You Bring the Distant Near by Mitali Perkins
This elegant Young Adult novel captures the immigrant experience for one Indian-American family with humor and heart. Told in alternating teen voices across three generations, You Bring the Distant Near explores sisterhood, first loves, friendship, and the inheritance of culture–for better or worse.
From a grandmother worried that her children are losing their Indian identity to a daughter wrapped up in a forbidden biracial love affair to a granddaughter social-activist fighting to preserve Bengali tigers, award-winning author Mitali Perkins weaves together the threads of a family growing into an American identity.
Here is a sweeping story of five women at once intimately relatable and yet entirely new.
I am Not Your Perfect Mexican Daughter by Erika L. Sánchez
The Absolutely True Diary of a Part-Time Indian meets Jane the Virgin in this poignant but often laugh-out-loud funny contemporary novel about a teenage girl who loses her sister and finds herself amid the pressures, expectations, and stereotypes of growing up in a Mexican American home.
When her sister, considered the perfect Mexican daughter by her parents, dies, Julia tries to reassemble the shattered pieces of her family despite her own grief and her mother’s penchant for pointing out every possible way Julia has failed.

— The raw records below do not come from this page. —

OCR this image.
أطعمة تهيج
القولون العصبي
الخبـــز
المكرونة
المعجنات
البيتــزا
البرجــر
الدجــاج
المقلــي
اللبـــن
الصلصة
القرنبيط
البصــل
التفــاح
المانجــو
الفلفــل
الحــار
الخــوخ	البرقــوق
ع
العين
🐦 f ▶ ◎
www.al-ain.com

The Grief Keeper by Alexandra Villasante
Seventeen-year-old Marisol has always dreamed of being American, learning what Americans and the US are like from television and Mrs. Rosen, an elderly expat who had employed Marisol’s mother as a maid. When she pictured an American life for herself, she dreamed of a life like Aimee and Amber’s, the title characters of her favorite American TV show. She never pictured fleeing her home in El Salvador under threat of death and stealing across the US border as an illegal, but after her brother is murdered and her younger sister, Gabi’s, life is also placed in equal jeopardy, she has no choice, especially because she knows everything is her fault. If she had never fallen for the charms of a beautiful girl named Liliana, Pablo might still be alive, her mother wouldn’t be in hiding and she and Gabi wouldn’t have been caught crossing the border.
But they have been caught and their asylum request will most certainly be denied. With truly no options remaining, Marisol jumps at an unusual opportunity to stay in the United States. She’s asked to become a grief keeper, taking the grief of another into her own body to save a life. It’s a risky, experimental study, but if it means Marisol can keep her sister safe, she will risk anything. She just never imagined one of the risks would be falling in love, a love that may even be powerful enough to finally help her face her own crushing grief.
The Grief Keeper is a tender tale that explores the heartbreak and consequences of when both love and human beings are branded illegal.
The Sun is Also a Star by Nicola Yoon
Natasha, whose family is hours away from being deported, and Daniel, a first-generation Korean American who strives to live up to his parents’ expectations, unexpectedly fall in love and must determine which path they will choose in order to be together.
Natasha is a girl who believes in science and facts. Not fate. Not destiny. Daniel has always been the good son, the good student. Never the poet. Or the dreamer. Every moment in their lives has brought them to this single moment. A million futures lie before them. Which will come true?